I am! yet what I am none cares or knows,
My friends forsake me like a memory lost;
I am the self-consumer of my woes,
They rise and vanish in oblivious host,
Like shades in love and death’s oblivion lost;
And yet I am! and live with shadows tost
Into the nothingness of scorn and noise,
Into the living sea of waking dreams,
Where there is neither sense of life nor joys,
But the vast shipwreck of my life’s esteems;
And e’en the dearest–that I loved the best–
Are strange–nay, rather stranger than the rest.
I long for scenes where man has never trod;
A place where woman never smil’d or wept;
There to abide with my creator, God,
And sleep as I in childhood sweetly slept:
Untroubling and untroubled where I lie;
The grass below–above the vaulted sky.
(–John Clare, written around 1845.)
Discussion and short analysis
For Lear has allowed his aged egotism to shatter all the structures he took for granted and these banishments bring about his madness and death.
In King Lear we discover that certain social and emotional ‘scaffolds’ need to be held in place in order to support and even survive our vulnerabilities and to keep self-destruction at bay.
In this, John Clare’s most famous poem, Clare shares with us the terrifying prospect of mental illness; a descent into mental torment where oblivion beckons and society abandons us forever.
For a poet sometimes known as the ‘peasant poet’ this poem is significant for the near total absence of natural references.

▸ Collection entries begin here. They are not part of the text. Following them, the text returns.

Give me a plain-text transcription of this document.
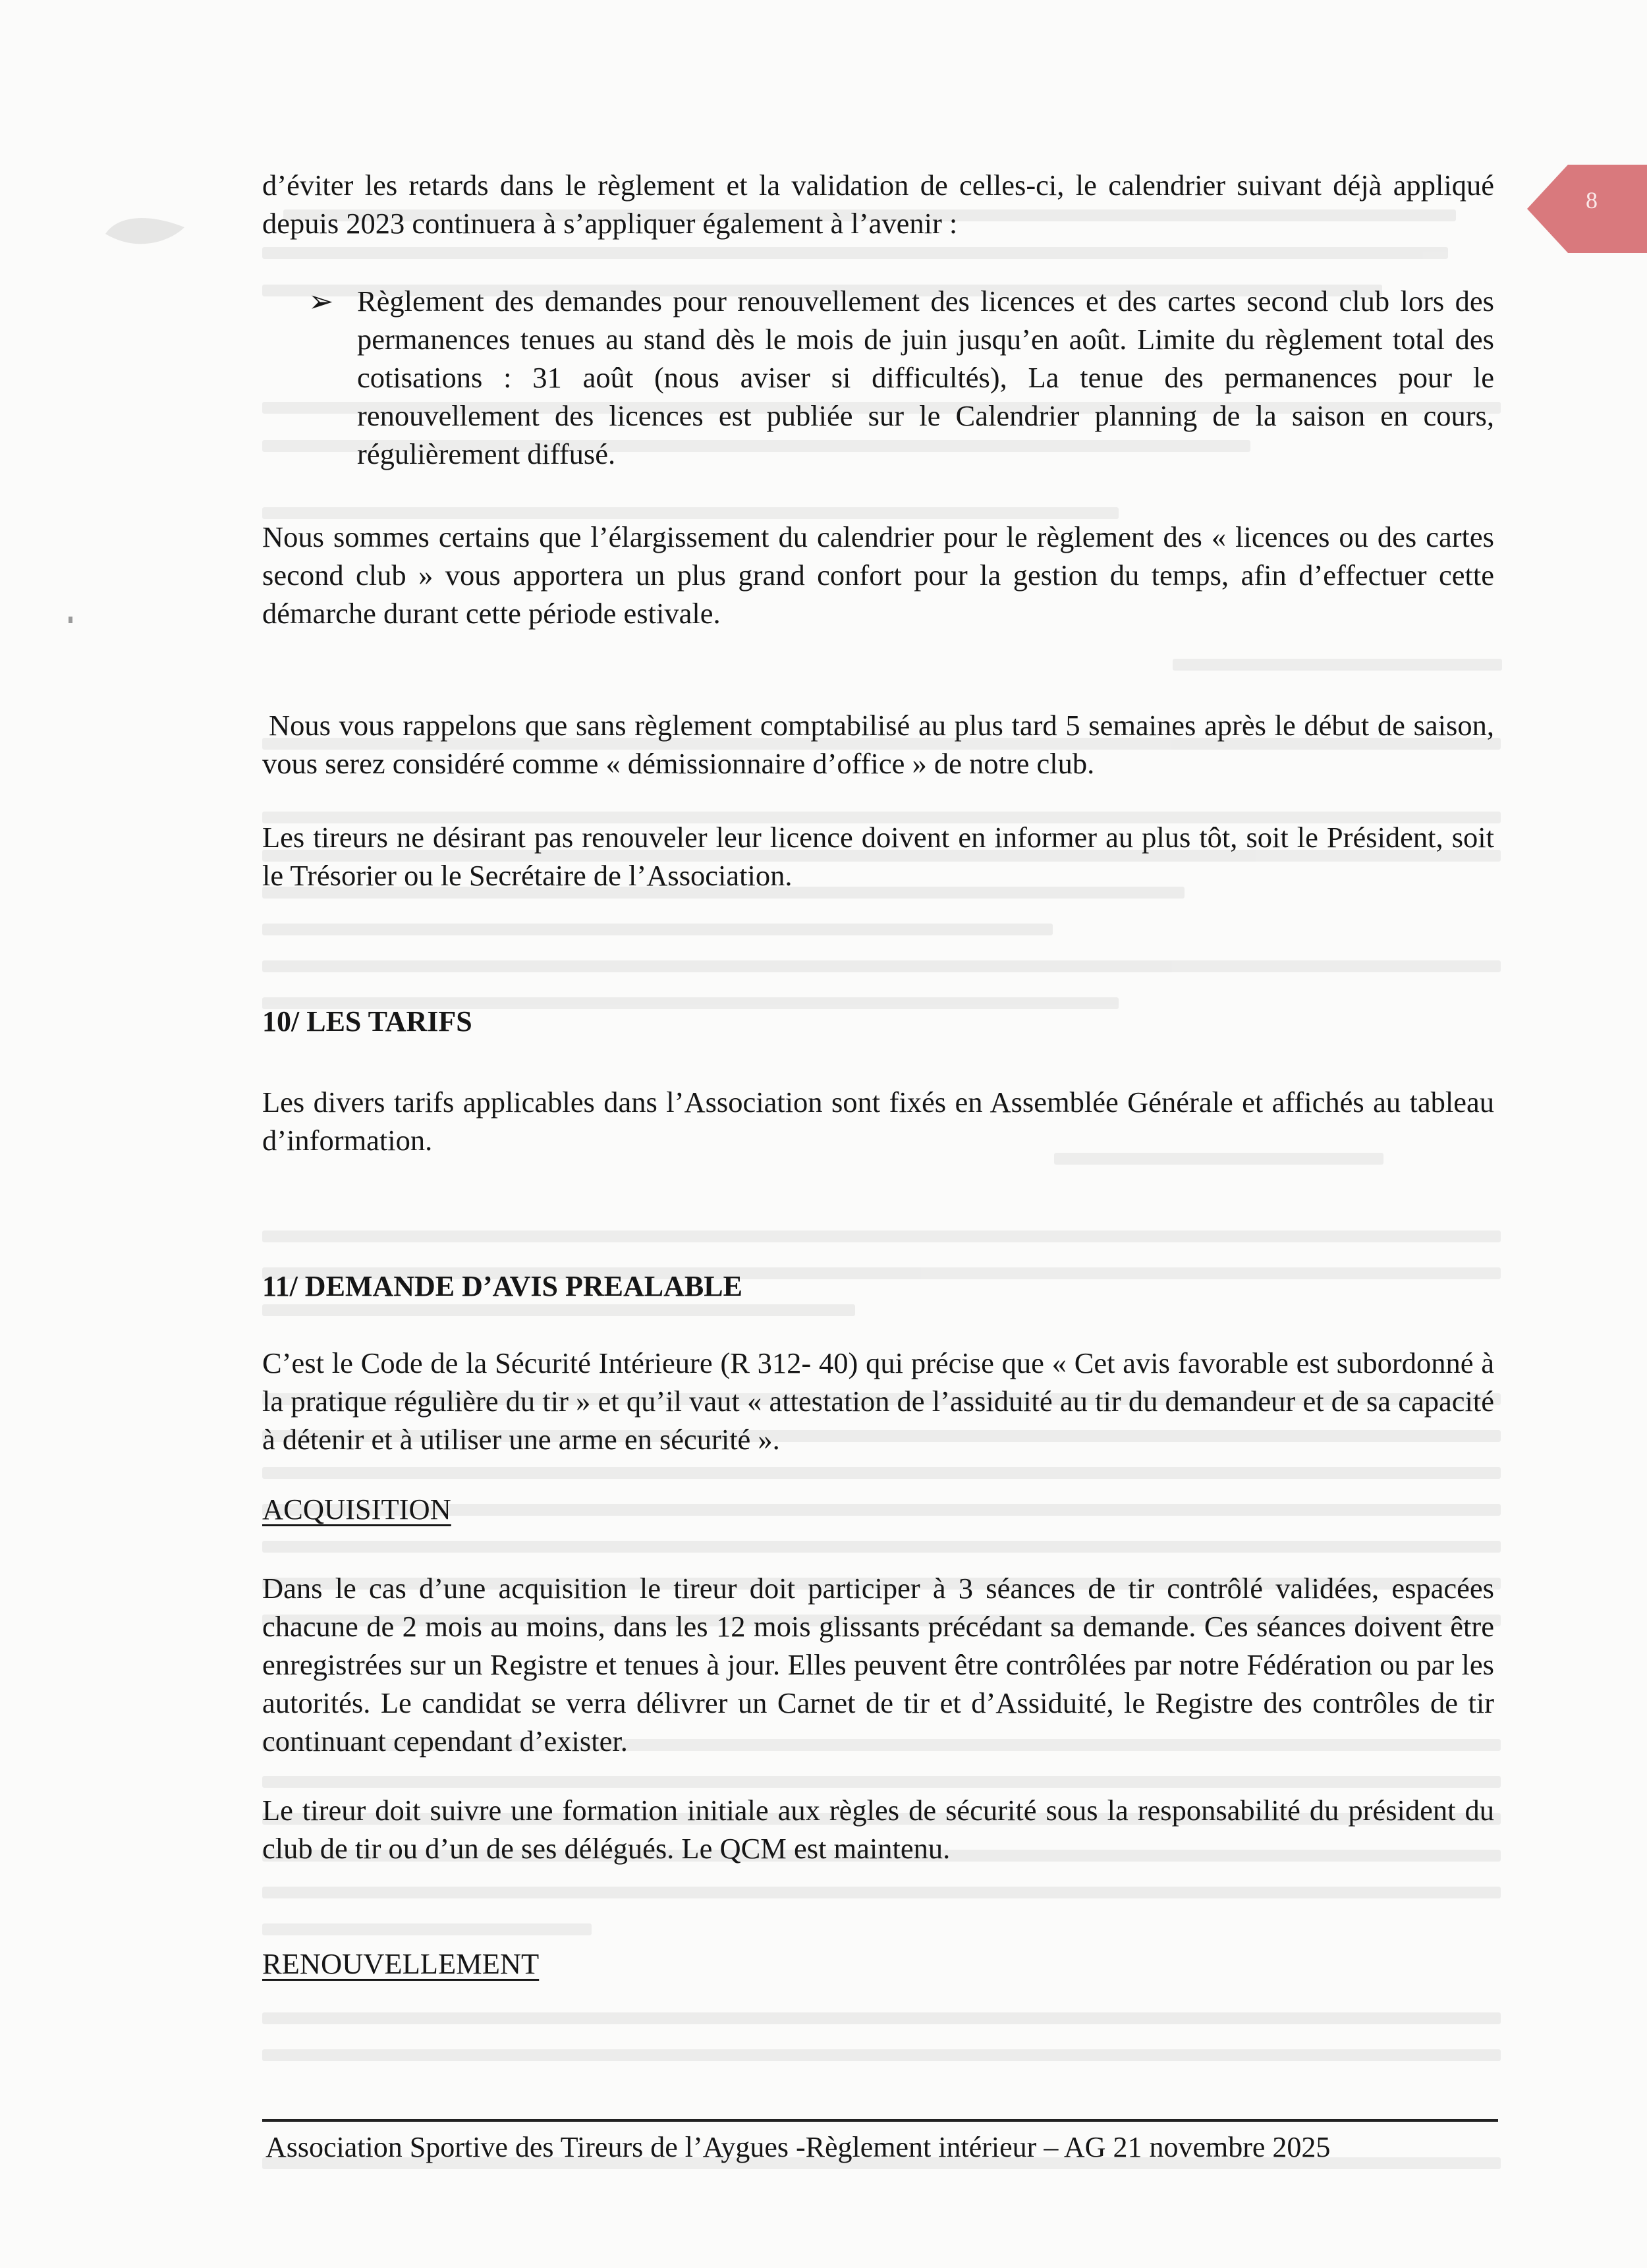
8

d’éviter les retards dans le règlement et la validation de celles-ci, le calendrier suivant déjà appliqué depuis 2023 continuera à s’appliquer également à l’avenir :

➢ Règlement des demandes pour renouvellement des licences et des cartes second club lors des permanences tenues au stand dès le mois de juin jusqu’en août. Limite du règlement total des cotisations : 31 août (nous aviser si difficultés), La tenue des permanences pour le renouvellement des licences est publiée sur le Calendrier planning de la saison en cours, régulièrement diffusé.

Nous sommes certains que l’élargissement du calendrier pour le règlement des « licences ou des cartes second club » vous apportera un plus grand confort pour la gestion du temps, afin d’effectuer cette démarche durant cette période estivale.

Nous vous rappelons que sans règlement comptabilisé au plus tard 5 semaines après le début de saison, vous serez considéré comme « démissionnaire d’office » de notre club.

Les tireurs ne désirant pas renouveler leur licence doivent en informer au plus tôt, soit le Président, soit le Trésorier ou le Secrétaire de l’Association.

10/ LES TARIFS

Les divers tarifs applicables dans l’Association sont fixés en Assemblée Générale et affichés au tableau d’information.

11/ DEMANDE D’AVIS PREALABLE

C’est le Code de la Sécurité Intérieure (R 312- 40) qui précise que « Cet avis favorable est subordonné à la pratique régulière du tir » et qu’il vaut « attestation de l’assiduité au tir du demandeur et de sa capacité à détenir et à utiliser une arme en sécurité ».

ACQUISITION

Dans le cas d’une acquisition le tireur doit participer à 3 séances de tir contrôlé validées, espacées chacune de 2 mois au moins, dans les 12 mois glissants précédant sa demande. Ces séances doivent être enregistrées sur un Registre et tenues à jour. Elles peuvent être contrôlées par notre Fédération ou par les autorités. Le candidat se verra délivrer un Carnet de tir et d’Assiduité, le Registre des contrôles de tir continuant cependant d’exister.

Le tireur doit suivre une formation initiale aux règles de sécurité sous la responsabilité du président du club de tir ou d’un de ses délégués. Le QCM est maintenu.

RENOUVELLEMENT
Association Sportive des Tireurs de l’Aygues -Règlement intérieur – AG 21 novembre 2025
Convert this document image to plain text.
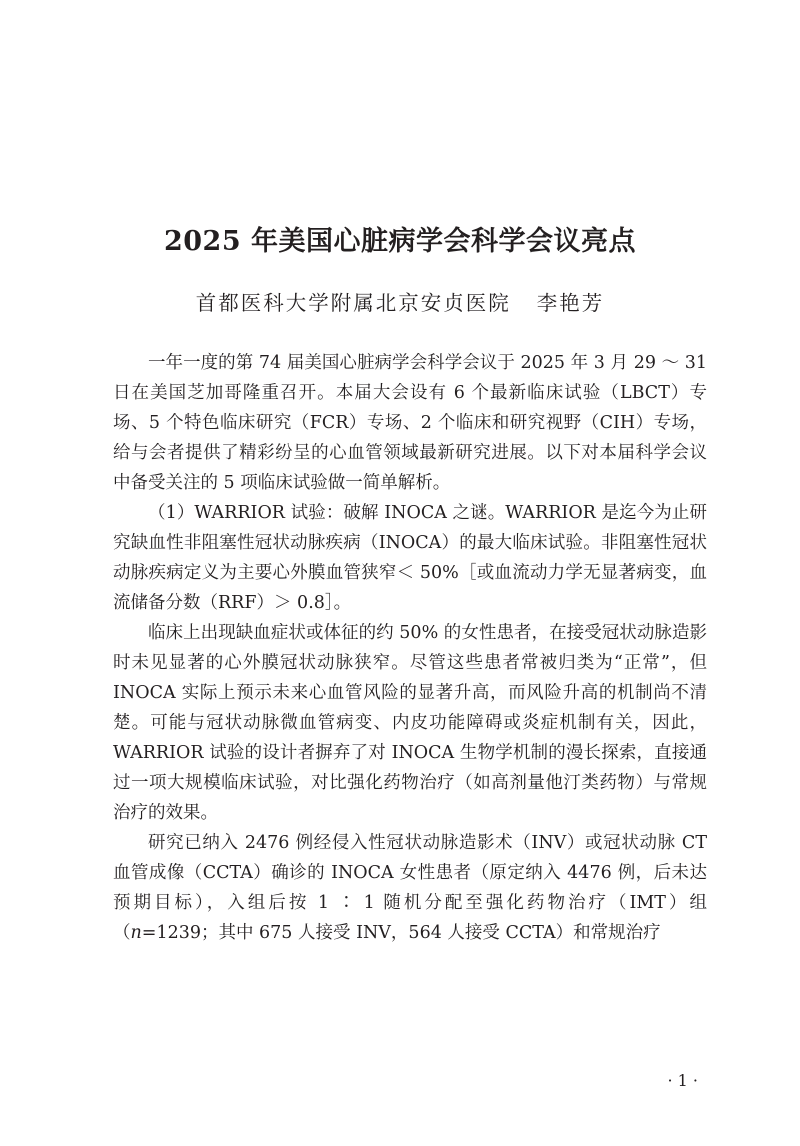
2025 年美国心脏病学会科学会议亮点

首都医科大学附属北京安贞医院 李艳芳

一年一度的第 74 届美国心脏病学会科学会议于 2025 年 3 月 29 ～ 31 日在美国芝加哥隆重召开。本届大会设有 6 个最新临床试验（LBCT）专场、5 个特色临床研究（FCR）专场、2 个临床和研究视野（CIH）专场，给与会者提供了精彩纷呈的心血管领域最新研究进展。以下对本届科学会议中备受关注的 5 项临床试验做一简单解析。

（1）WARRIOR 试验：破解 INOCA 之谜。WARRIOR 是迄今为止研究缺血性非阻塞性冠状动脉疾病（INOCA）的最大临床试验。非阻塞性冠状动脉疾病定义为主要心外膜血管狭窄＜ 50%［或血流动力学无显著病变，血流储备分数（RRF）＞ 0.8］。

临床上出现缺血症状或体征的约 50% 的女性患者，在接受冠状动脉造影时未见显著的心外膜冠状动脉狭窄。尽管这些患者常被归类为“正常”，但 INOCA 实际上预示未来心血管风险的显著升高，而风险升高的机制尚不清楚。可能与冠状动脉微血管病变、内皮功能障碍或炎症机制有关，因此，WARRIOR 试验的设计者摒弃了对 INOCA 生物学机制的漫长探索，直接通过一项大规模临床试验，对比强化药物治疗（如高剂量他汀类药物）与常规治疗的效果。

研究已纳入 2476 例经侵入性冠状动脉造影术（INV）或冠状动脉 CT 血管成像（CCTA）确诊的 INOCA 女性患者（原定纳入 4476 例，后未达预期目标），入组后按 1 ∶ 1 随机分配至强化药物治疗（IMT）组（n=1239；其中 675 人接受 INV，564 人接受 CCTA）和常规治疗

· 1 ·
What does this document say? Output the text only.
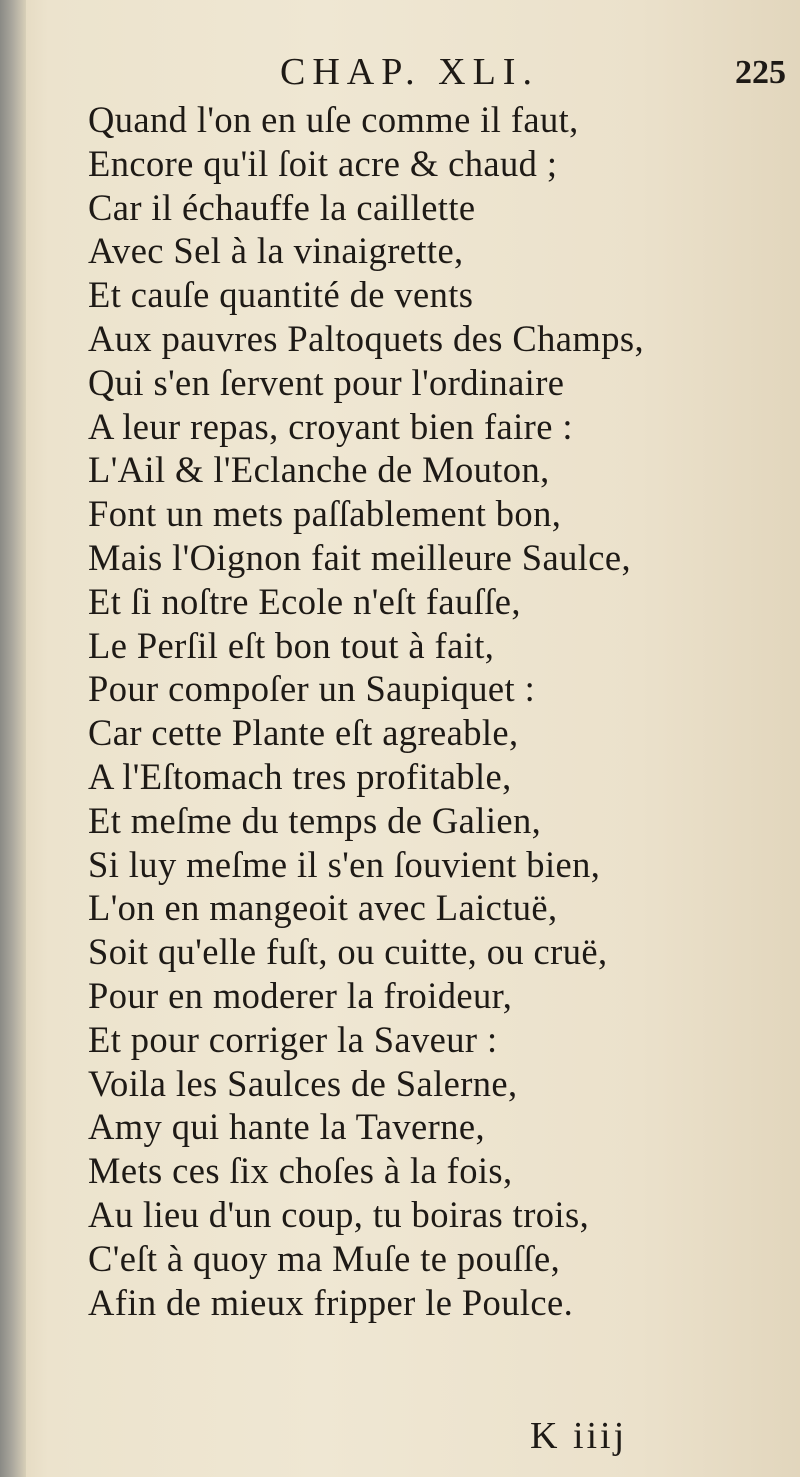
CHAP. XLI.	225
Quand l'on en uſe comme il faut,
Encore qu'il ſoit acre & chaud ;
Car il échauffe la caillette
Avec Sel à la vinaigrette,
Et cauſe quantité de vents
Aux pauvres Paltoquets des Champs,
Qui s'en ſervent pour l'ordinaire
A leur repas, croyant bien faire :
L'Ail & l'Eclanche de Mouton,
Font un mets paſſablement bon,
Mais l'Oignon fait meilleure Saulce,
Et ſi noſtre Ecole n'eſt fauſſe,
Le Perſil eſt bon tout à fait,
Pour compoſer un Saupiquet :
Car cette Plante eſt agreable,
A l'Eſtomach tres profitable,
Et meſme du temps de Galien,
Si luy meſme il s'en ſouvient bien,
L'on en mangeoit avec Laictuë,
Soit qu'elle fuſt, ou cuitte, ou cruë,
Pour en moderer la froideur,
Et pour corriger la Saveur :
Voila les Saulces de Salerne,
Amy qui hante la Taverne,
Mets ces ſix choſes à la fois,
Au lieu d'un coup, tu boiras trois,
C'eſt à quoy ma Muſe te pouſſe,
Afin de mieux fripper le Poulce.
K iiij
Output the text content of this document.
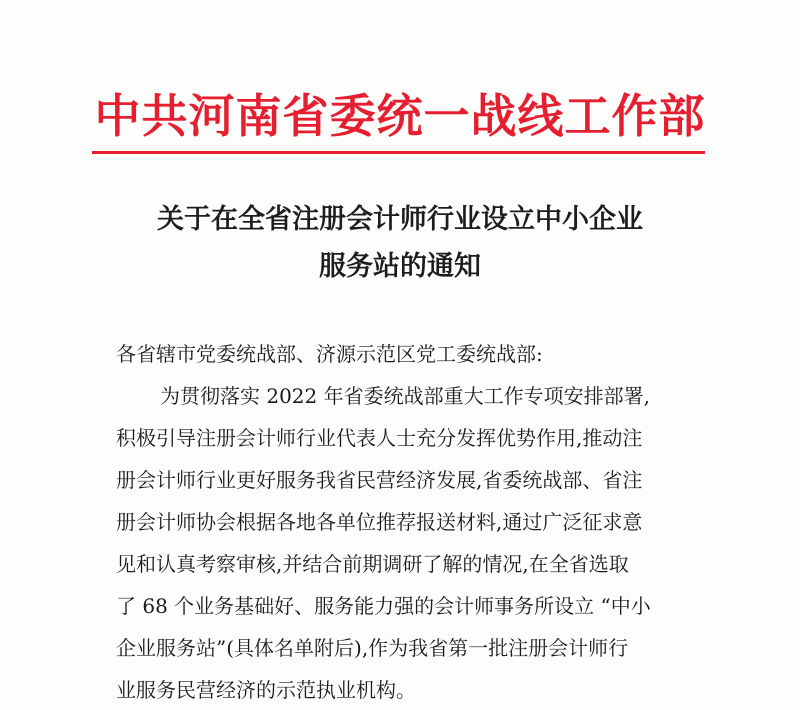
中共河南省委统一战线工作部
关于在全省注册会计师行业设立中小企业
服务站的通知
各省辖市党委统战部、济源示范区党工委统战部:
为贯彻落实 2022 年省委统战部重大工作专项安排部署,
积极引导注册会计师行业代表人士充分发挥优势作用,推动注
册会计师行业更好服务我省民营经济发展,省委统战部、省注
册会计师协会根据各地各单位推荐报送材料,通过广泛征求意
见和认真考察审核,并结合前期调研了解的情况,在全省选取
了 68 个业务基础好、服务能力强的会计师事务所设立 “中小
企业服务站”(具体名单附后),作为我省第一批注册会计师行
业服务民营经济的示范执业机构。
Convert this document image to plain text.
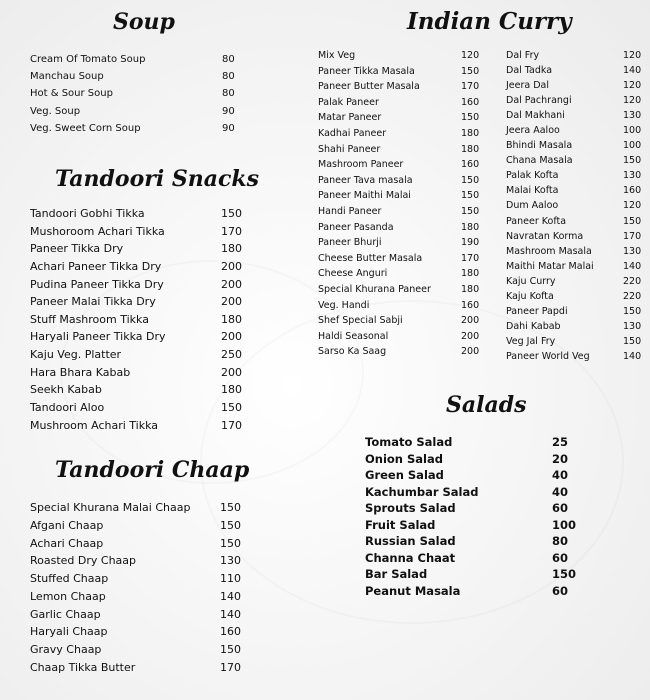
Soup
Cream Of Tomato Soup	80
Manchau Soup	80
Hot & Sour Soup	80
Veg. Soup	90
Veg. Sweet Corn Soup	90
Tandoori Snacks
Tandoori Gobhi Tikka	150
Mushoroom Achari Tikka	170
Paneer Tikka Dry	180
Achari Paneer Tikka Dry	200
Pudina Paneer Tikka Dry	200
Paneer Malai Tikka Dry	200
Stuff Mashroom Tikka	180
Haryali Paneer Tikka Dry	200
Kaju Veg. Platter	250
Hara Bhara Kabab	200
Seekh Kabab	180
Tandoori Aloo	150
Mushroom Achari Tikka	170
Tandoori Chaap
Special Khurana Malai Chaap	150
Afgani Chaap	150
Achari Chaap	150
Roasted Dry Chaap	130
Stuffed Chaap	110
Lemon Chaap	140
Garlic Chaap	140
Haryali Chaap	160
Gravy Chaap	150
Chaap Tikka Butter	170
Indian Curry
Mix Veg	120
Paneer Tikka Masala	150
Paneer Butter Masala	170
Palak Paneer	160
Matar Paneer	150
Kadhai Paneer	180
Shahi Paneer	180
Mashroom Paneer	160
Paneer Tava masala	150
Paneer Maithi Malai	150
Handi Paneer	150
Paneer Pasanda	180
Paneer Bhurji	190
Cheese Butter Masala	170
Cheese Anguri	180
Special Khurana Paneer	180
Veg. Handi	160
Shef Special Sabji	200
Haldi Seasonal	200
Sarso Ka Saag	200
Dal Fry	120
Dal Tadka	140
Jeera Dal	120
Dal Pachrangi	120
Dal Makhani	130
Jeera Aaloo	100
Bhindi Masala	100
Chana Masala	150
Palak Kofta	130
Malai Kofta	160
Dum Aaloo	120
Paneer Kofta	150
Navratan Korma	170
Mashroom Masala	130
Maithi Matar Malai	140
Kaju Curry	220
Kaju Kofta	220
Paneer Papdi	150
Dahi Kabab	130
Veg Jal Fry	150
Paneer World Veg	140
Salads
Tomato Salad	25
Onion Salad	20
Green Salad	40
Kachumbar Salad	40
Sprouts Salad	60
Fruit Salad	100
Russian Salad	80
Channa Chaat	60
Bar Salad	150
Peanut Masala	60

The absence of pastoral description emphasises his uneasy incarceration in an asylum.
Furthermore this incarceration also deprives him of the healing possibilities of nature, as he is left to the torments of manic depression, without the solace he obtained through his mental and physical absorption in the outdoors.
Isolation has forced his attention within and this poem testifies to the terror of this interiority. Clare is in an abyss from which we feel there seems little chance of escape.
Again I am reminded of Shakespeare through the enjambment use at the end of the first stanza and the beginning of the second: ‘and live with shadows tost/into the nothingness of sound and noise’.
Are we all that far away from Macbeth’s ‘sound and fury signifying nothing’ I wonder? There is a sense of rage, despair and then nihilistic acceptance perhaps. Like Macbeth, Clare seems stoical in his recognition of the nightmarish inevitability of his isolation and profound loneliness.
The peculiarity of this poetic event and journey is suggestive of mental disturbance and also the destabilising vulnerability we all feel when someone close betrays us whether in a real or imagined way.
For when someone ‘forsakes’ another this is deliberate, it is a choice and can precipitate the awful, obsessive practice of being a ‘self-consumer of my woes.’ Anxiety feeds upon anxiety. Mental illness renders our minds predators, feeding cannibalistically upon our equilibrium.
This poem carefully creates and then escalates the de-familiarisation of self from self. The poet has become ‘other’ to himself and this ‘stranger’ seems ‘lost’ only contemplating safety through a return to childhood innocence with the negation of all that his life has entailed or he desires death barely veiled as sleep.